Highlights of his comments:
• China will keep the exchange rate of the renminbi/yuan “basically stable.”
• The yuan’s exchange rate will be kept at a reasonable, balanced level while the government continues to improve the currency’s mechanism.
• The currency’s exchange rate is decided by market demand.
• There are different opinions within China about the yuan’s exchange rate.
• Chinese investments in U.S. Treasuries are “market investment behavior … We do not want to politicize these investments ... We are a responsible investor and in the process of these investments we can definitely achieve a mutually beneficial result … SAFE (the State Administration of Foreign Exchange) has built a moderately diversified currency structure including the dollar, euro, Japanese yen, etc.”
• “China’s relatively high interest rates and some CNY (yuan) appreciation expectations may attract some crossborder arbitrage capital. Companies increasingly prefer to hold CNY assets while borrowing in foreign currencies.” Nevertheless, the yuan’s exchange rate will be kept stable at a “reasonable and balanced level.”
• “Gold is not a bad asset, but currently a few factors limit our ability to increase foreign-exchange investment in gold.”
He also said that while China's gold reserves (at 1,054 metric tons) are the fifth-largest in the world at current prices. He said gold is only a small part of its foreign-exchange reserves and the past 30 years have shown that the return on gold hasn't been great due to price swings.

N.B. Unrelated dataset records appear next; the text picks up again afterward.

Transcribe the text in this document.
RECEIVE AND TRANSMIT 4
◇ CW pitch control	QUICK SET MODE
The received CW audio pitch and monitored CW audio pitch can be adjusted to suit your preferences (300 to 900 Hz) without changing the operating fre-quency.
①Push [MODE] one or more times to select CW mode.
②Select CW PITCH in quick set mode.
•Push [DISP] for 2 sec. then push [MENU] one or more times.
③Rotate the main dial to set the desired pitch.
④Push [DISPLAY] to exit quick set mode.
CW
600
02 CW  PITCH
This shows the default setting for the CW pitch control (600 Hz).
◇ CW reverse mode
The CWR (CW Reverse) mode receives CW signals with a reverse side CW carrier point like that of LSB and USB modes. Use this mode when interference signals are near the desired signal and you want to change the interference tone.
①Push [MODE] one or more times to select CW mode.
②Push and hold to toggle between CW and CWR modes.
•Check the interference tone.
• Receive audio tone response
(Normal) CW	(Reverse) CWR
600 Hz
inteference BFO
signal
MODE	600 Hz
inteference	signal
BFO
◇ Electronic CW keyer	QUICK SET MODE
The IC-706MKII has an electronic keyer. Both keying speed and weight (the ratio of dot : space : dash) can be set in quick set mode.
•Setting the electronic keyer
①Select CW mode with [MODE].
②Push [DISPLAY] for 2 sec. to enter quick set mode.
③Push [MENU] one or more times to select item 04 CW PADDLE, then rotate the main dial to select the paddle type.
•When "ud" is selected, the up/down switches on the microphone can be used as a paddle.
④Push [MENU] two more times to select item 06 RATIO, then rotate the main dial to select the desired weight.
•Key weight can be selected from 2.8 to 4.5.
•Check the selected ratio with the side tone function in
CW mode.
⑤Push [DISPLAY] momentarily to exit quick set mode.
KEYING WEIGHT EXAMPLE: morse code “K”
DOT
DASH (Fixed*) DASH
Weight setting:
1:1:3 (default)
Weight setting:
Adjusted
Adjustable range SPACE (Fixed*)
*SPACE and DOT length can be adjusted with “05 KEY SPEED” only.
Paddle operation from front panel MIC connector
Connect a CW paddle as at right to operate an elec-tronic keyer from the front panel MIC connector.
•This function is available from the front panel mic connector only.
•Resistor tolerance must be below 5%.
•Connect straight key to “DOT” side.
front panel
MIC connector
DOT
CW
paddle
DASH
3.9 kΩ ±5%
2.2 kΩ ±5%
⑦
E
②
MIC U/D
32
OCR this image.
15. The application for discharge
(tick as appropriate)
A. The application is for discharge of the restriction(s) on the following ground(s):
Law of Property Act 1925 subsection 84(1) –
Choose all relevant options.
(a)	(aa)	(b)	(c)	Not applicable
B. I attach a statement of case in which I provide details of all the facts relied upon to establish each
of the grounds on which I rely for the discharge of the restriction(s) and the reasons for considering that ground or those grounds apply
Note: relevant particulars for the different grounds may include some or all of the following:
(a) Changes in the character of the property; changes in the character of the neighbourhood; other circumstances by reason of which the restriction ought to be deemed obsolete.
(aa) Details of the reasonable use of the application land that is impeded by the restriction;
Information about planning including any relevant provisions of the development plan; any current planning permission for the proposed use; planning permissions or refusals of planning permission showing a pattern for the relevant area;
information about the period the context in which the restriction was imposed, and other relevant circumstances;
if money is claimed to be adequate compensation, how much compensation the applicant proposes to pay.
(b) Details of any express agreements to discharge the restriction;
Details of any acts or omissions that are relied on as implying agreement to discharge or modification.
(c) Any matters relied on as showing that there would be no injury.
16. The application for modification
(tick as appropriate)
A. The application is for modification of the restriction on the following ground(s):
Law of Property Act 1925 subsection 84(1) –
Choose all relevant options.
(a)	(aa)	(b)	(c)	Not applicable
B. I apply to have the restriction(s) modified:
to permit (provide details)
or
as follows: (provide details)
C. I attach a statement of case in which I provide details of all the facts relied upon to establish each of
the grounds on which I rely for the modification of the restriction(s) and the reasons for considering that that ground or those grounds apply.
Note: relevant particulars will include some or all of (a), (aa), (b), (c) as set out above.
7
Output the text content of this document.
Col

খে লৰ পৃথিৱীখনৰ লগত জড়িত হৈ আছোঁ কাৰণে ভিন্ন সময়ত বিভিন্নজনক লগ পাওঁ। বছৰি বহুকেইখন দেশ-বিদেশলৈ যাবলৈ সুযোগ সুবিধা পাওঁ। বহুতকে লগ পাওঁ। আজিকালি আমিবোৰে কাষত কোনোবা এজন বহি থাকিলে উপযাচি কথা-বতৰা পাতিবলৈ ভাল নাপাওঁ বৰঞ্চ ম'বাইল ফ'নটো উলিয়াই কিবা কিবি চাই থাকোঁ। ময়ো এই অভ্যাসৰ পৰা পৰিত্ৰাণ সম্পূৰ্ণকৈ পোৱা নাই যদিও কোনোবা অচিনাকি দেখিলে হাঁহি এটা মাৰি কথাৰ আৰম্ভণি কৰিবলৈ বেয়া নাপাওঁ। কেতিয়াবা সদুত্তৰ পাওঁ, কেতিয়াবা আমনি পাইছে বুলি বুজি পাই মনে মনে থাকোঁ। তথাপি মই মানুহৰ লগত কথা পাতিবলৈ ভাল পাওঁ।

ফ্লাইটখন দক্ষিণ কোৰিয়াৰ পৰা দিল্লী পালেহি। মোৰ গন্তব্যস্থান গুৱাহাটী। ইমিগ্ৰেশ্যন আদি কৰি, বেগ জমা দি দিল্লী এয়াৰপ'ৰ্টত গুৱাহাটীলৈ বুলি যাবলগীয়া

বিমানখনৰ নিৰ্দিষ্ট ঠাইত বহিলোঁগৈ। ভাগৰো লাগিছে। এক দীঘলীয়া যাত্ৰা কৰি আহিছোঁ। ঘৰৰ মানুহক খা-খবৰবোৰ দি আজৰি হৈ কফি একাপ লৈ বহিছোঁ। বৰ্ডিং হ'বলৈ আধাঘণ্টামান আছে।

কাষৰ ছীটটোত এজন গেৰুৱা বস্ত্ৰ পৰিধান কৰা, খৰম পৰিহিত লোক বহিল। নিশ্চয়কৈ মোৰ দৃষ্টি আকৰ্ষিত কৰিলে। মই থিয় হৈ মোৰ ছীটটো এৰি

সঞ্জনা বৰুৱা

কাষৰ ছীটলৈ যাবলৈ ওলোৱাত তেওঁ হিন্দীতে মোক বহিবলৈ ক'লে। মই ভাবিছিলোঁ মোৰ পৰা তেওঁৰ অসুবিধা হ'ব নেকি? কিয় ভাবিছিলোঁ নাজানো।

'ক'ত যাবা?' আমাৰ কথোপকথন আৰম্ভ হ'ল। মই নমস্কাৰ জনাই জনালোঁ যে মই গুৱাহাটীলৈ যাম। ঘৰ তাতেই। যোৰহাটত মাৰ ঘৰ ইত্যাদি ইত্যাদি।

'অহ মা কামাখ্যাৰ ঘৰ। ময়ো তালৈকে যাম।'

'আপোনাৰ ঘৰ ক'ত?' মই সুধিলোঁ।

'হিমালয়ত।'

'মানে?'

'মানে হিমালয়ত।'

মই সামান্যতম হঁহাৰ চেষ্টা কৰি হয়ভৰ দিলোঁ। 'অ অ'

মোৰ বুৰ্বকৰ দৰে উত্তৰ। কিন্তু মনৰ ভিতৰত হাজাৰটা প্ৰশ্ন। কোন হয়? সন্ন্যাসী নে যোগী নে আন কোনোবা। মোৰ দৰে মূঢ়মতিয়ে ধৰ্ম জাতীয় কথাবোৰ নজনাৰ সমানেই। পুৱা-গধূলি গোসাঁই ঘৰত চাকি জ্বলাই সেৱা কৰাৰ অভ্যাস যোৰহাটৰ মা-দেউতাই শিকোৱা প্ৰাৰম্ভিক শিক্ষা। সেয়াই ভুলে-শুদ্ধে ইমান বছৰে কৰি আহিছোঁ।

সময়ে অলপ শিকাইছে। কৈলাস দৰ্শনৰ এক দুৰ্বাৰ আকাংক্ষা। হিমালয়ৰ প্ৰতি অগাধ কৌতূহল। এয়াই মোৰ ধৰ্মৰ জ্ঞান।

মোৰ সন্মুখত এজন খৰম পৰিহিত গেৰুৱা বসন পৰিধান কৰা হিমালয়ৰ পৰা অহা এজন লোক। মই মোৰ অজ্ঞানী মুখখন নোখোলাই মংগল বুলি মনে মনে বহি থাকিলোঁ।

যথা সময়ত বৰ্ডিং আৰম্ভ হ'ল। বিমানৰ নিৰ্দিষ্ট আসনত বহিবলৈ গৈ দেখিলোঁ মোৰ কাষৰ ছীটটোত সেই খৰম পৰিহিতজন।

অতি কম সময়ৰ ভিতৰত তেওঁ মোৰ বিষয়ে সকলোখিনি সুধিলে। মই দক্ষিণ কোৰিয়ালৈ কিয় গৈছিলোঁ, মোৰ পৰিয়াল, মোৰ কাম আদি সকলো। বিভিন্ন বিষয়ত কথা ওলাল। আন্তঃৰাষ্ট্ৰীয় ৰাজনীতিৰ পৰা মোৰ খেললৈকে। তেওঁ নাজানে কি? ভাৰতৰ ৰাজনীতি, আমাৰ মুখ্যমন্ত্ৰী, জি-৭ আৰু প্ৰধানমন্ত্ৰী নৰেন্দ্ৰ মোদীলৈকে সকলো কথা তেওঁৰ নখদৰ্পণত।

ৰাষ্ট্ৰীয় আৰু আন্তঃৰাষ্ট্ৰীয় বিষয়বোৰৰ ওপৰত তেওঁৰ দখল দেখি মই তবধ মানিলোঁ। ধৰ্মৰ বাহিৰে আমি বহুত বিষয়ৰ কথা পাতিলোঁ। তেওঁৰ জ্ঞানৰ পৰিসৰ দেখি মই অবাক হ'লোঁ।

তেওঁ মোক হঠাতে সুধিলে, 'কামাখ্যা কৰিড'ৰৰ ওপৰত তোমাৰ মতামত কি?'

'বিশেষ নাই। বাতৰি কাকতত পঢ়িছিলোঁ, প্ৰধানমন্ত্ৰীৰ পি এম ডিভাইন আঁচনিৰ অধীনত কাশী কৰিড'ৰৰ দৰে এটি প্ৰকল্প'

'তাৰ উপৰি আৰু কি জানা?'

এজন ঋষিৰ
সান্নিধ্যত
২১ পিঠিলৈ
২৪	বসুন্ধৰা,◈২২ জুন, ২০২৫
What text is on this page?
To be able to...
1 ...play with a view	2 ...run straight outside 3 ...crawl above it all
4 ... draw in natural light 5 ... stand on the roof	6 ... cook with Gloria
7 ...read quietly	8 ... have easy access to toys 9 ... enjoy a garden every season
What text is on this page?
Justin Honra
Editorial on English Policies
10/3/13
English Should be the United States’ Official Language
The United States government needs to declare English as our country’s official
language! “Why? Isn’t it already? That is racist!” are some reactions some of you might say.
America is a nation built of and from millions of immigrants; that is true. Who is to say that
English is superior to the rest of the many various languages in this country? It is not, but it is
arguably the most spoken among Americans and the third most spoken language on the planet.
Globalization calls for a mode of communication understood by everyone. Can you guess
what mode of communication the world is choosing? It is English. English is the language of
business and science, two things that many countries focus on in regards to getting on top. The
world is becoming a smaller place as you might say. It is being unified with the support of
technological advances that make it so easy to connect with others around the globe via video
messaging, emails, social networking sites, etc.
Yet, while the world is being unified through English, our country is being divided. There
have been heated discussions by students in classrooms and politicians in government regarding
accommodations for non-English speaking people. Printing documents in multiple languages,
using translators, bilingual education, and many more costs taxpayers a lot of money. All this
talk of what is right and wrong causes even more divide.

He said China will be “cautious” about adding more gold to its foreign exchange reserves and that it will never become a big part of its overall portfolio.
Also, given China's heft as a gold buyer, any move Beijing makes to purchase the precious metal would “certainly” increase gold prices.
Private holdings of gold held by Chinese individuals have been estimated at more than 3,000 tons. (As of October 2009, gold exchange-traded funds held 1,750 tons of gold for private and institutional investors. As of June 2009, the International Monetary Fund held 3,217 tons of gold, which had been constant for several years.)
Bottom line: With its foreign exchange reserves, China will continue to buy U.S. Treasuries and, consequently, dollars and allow only a gradually small appreciation of the yuan in the future.